Key safety issues for consideration
- The cross tolerance to opioids is not complete.
- All health care providers should advise the patient of the risk of overdose and the signs and symptoms of intoxication from opioids.
- Physicians should indicate NEW or SWITCH on the prescription to alert the pharmacist that the opioid is being switched.
- Consider switching an opportunity to re-evaluate benefits and risks of opioids for pain.
- Pharmacists should check the conversion based on previous doses of opioids prescribed (when available) and how the medication was being taken before the switch.

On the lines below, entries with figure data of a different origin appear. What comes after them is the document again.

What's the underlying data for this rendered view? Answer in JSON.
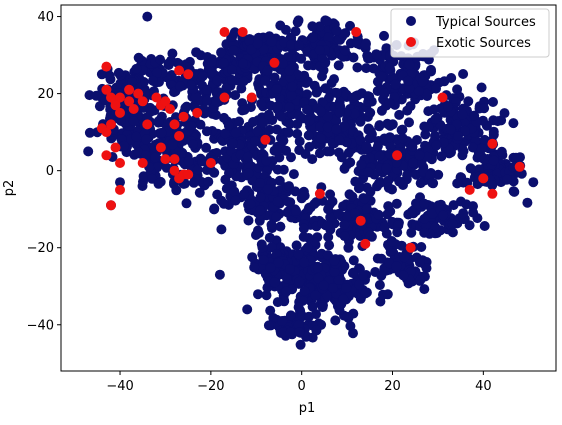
{
  "chart_data": {
    "type": "scatter",
    "xlabel": "p1",
    "ylabel": "p2",
    "xlim": [
      -53,
      56
    ],
    "ylim": [
      -52,
      43
    ],
    "xticks": [
      -40,
      -20,
      0,
      20,
      40
    ],
    "yticks": [
      -40,
      -20,
      0,
      20,
      40
    ],
    "legend_position": "top-right",
    "series": [
      {
        "name": "Typical Sources",
        "color": "#0b0f6e",
        "clusters": [
          {
            "center": [
              -38,
              15
            ],
            "spread": [
              6,
              9
            ],
            "count": 170
          },
          {
            "center": [
              -28,
              5
            ],
            "spread": [
              8,
              10
            ],
            "count": 150
          },
          {
            "center": [
              -20,
              22
            ],
            "spread": [
              8,
              8
            ],
            "count": 110
          },
          {
            "center": [
              -32,
              25
            ],
            "spread": [
              6,
              5
            ],
            "count": 60
          },
          {
            "center": [
              -10,
              30
            ],
            "spread": [
              7,
              6
            ],
            "count": 100
          },
          {
            "center": [
              -3,
              20
            ],
            "spread": [
              9,
              9
            ],
            "count": 140
          },
          {
            "center": [
              5,
              33
            ],
            "spread": [
              8,
              5
            ],
            "count": 110
          },
          {
            "center": [
              -12,
              5
            ],
            "spread": [
              9,
              7
            ],
            "count": 120
          },
          {
            "center": [
              8,
              12
            ],
            "spread": [
              9,
              8
            ],
            "count": 140
          },
          {
            "center": [
              22,
              25
            ],
            "spread": [
              9,
              9
            ],
            "count": 130
          },
          {
            "center": [
              35,
              12
            ],
            "spread": [
              8,
              8
            ],
            "count": 120
          },
          {
            "center": [
              20,
              3
            ],
            "spread": [
              10,
              7
            ],
            "count": 140
          },
          {
            "center": [
              42,
              0
            ],
            "spread": [
              6,
              5
            ],
            "count": 80
          },
          {
            "center": [
              -8,
              -8
            ],
            "spread": [
              9,
              6
            ],
            "count": 110
          },
          {
            "center": [
              12,
              -12
            ],
            "spread": [
              9,
              5
            ],
            "count": 110
          },
          {
            "center": [
              30,
              -12
            ],
            "spread": [
              8,
              5
            ],
            "count": 80
          },
          {
            "center": [
              -2,
              -25
            ],
            "spread": [
              8,
              8
            ],
            "count": 160
          },
          {
            "center": [
              8,
              -30
            ],
            "spread": [
              7,
              8
            ],
            "count": 130
          },
          {
            "center": [
              -2,
              -40
            ],
            "spread": [
              4,
              4
            ],
            "count": 60
          },
          {
            "center": [
              22,
              -25
            ],
            "spread": [
              6,
              6
            ],
            "count": 70
          }
        ],
        "extra_points": [
          [
            -34,
            40
          ],
          [
            -44,
            25
          ],
          [
            -42,
            -9
          ],
          [
            -18,
            -27
          ],
          [
            -12,
            -36
          ],
          [
            51,
            -3
          ],
          [
            47,
            1
          ],
          [
            -47,
            5
          ],
          [
            -40,
            -3
          ]
        ]
      },
      {
        "name": "Exotic Sources",
        "color": "#ee1111",
        "points": [
          [
            -43,
            27
          ],
          [
            -43,
            21
          ],
          [
            -42,
            19
          ],
          [
            -41,
            18
          ],
          [
            -40,
            19
          ],
          [
            -41,
            17
          ],
          [
            -40,
            15
          ],
          [
            -38,
            18
          ],
          [
            -38,
            21
          ],
          [
            -37,
            16
          ],
          [
            -36,
            20
          ],
          [
            -35,
            18
          ],
          [
            -34,
            12
          ],
          [
            -32,
            19
          ],
          [
            -31,
            17
          ],
          [
            -30,
            18
          ],
          [
            -29,
            16
          ],
          [
            -28,
            12
          ],
          [
            -27,
            9
          ],
          [
            -26,
            14
          ],
          [
            -25,
            25
          ],
          [
            -27,
            26
          ],
          [
            -23,
            15
          ],
          [
            -17,
            19
          ],
          [
            -44,
            11
          ],
          [
            -43,
            10
          ],
          [
            -42,
            12
          ],
          [
            -41,
            6
          ],
          [
            -40,
            2
          ],
          [
            -43,
            4
          ],
          [
            -40,
            -5
          ],
          [
            -42,
            -9
          ],
          [
            -35,
            2
          ],
          [
            -31,
            6
          ],
          [
            -30,
            3
          ],
          [
            -28,
            3
          ],
          [
            -28,
            0
          ],
          [
            -26,
            -1
          ],
          [
            -25,
            -1
          ],
          [
            -27,
            -2
          ],
          [
            -20,
            2
          ],
          [
            -13,
            36
          ],
          [
            -17,
            36
          ],
          [
            -6,
            28
          ],
          [
            -8,
            8
          ],
          [
            -11,
            19
          ],
          [
            12,
            36
          ],
          [
            4,
            -6
          ],
          [
            13,
            -13
          ],
          [
            14,
            -19
          ],
          [
            21,
            4
          ],
          [
            24,
            -20
          ],
          [
            31,
            19
          ],
          [
            37,
            -5
          ],
          [
            40,
            -2
          ],
          [
            42,
            7
          ],
          [
            42,
            -6
          ],
          [
            48,
            1
          ]
        ]
      }
    ]
  }
}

- Morphine equivalent dose is recommended based on best possible medical history (BPMH). Speak to patients but communication between prescribers is crucial.
- Check for medication interactions that can cause inhibition of metabolic pathways. Medication interactions can lead to toxicity. Medications may increase or decrease elimination of the new opioid via either the hepatic or renal route.
- Carefully monitor the use of other substances that may potentiate the sedative/respiratory depressant effects of opioids (e.g. alcohol, benzodiazepines, barbiturates).
- As a rule, under-replace and titrate up after three to five half-lives to prevent overdose.
- Special consideration should be given when converting to fentanyl.
Underestimating the dose may seem safe, but may in fact lead to self-medication if the patient is trying to find adequate pain relief or to treat withdrawal symptoms. Open and honest conversations about these risks are important.
- All patients are recommended to have a naloxone kit during an opioid rotation. Take home naloxone kits are available free of charge to all Albertans. Many pharmacies routinely carry naloxone kits, and other pharmacies can order inventory. Training is provided by the pharmacy and recommended for both the patient and family members. Get Naloxone
- The first dose of a new opioid is recommended in the morning, to allow monitoring throughout the day.
- Previous opioids should be taken back to the pharmacy for safe disposal.
- Patients should be advised: do not drink alcohol, do not mix with other drugs that can cause sedation (e.g. benzodiazepines), do not take more than instructed, and do not drive until dose is stable.
- Monitor for sedation, slurred speech, and slowed breathing.
Recommend naloxone. Patients may have difficulty understanding the concept of variation in opioid potencies and take more than their prescribed dose. Consider a tolerance/safety check in 3-4 days following rotation to reassess pain control, adverse effects, and withdrawal symptoms.
- Teleconsult Service
- Book a 15-minute telephone conversation to discuss your patient’s chronic pain management. Use the Path to Care Referral Form and refer to Chronic Pain Centre, select Requested Action “Telephone consultation”, and Fax to (403) 209-2954.
- Specialist Link Advice
- Call a chronic pain nurse practitioner at 403-910-2551 (toll-free 1-844-962-5465). Your call will be returned within one hour; available Mondays - Fridays 8:00am – 4:00pm.
- eReferral Advice
- Available via your Alberta Netcare login. Add eReferral to your Alberta Netcare homepage, search for your patient, and click on the Create Referral icon in the menu bar. You will receive advice within five calendar days.
Conversion Tables from the Canadian Opioid Guidelines and CDC Guidelines
Cross-Titration Method Example
Decrease total daily dose of current opioid by 10-25% per week while starting the new opioid at the lowest daily dose. Increase the new opioid 10-20% per week while decreasing previous opioid 10-25% per week. Suggest weekly follow-ups and weekly dispensing using dosette/blister pack.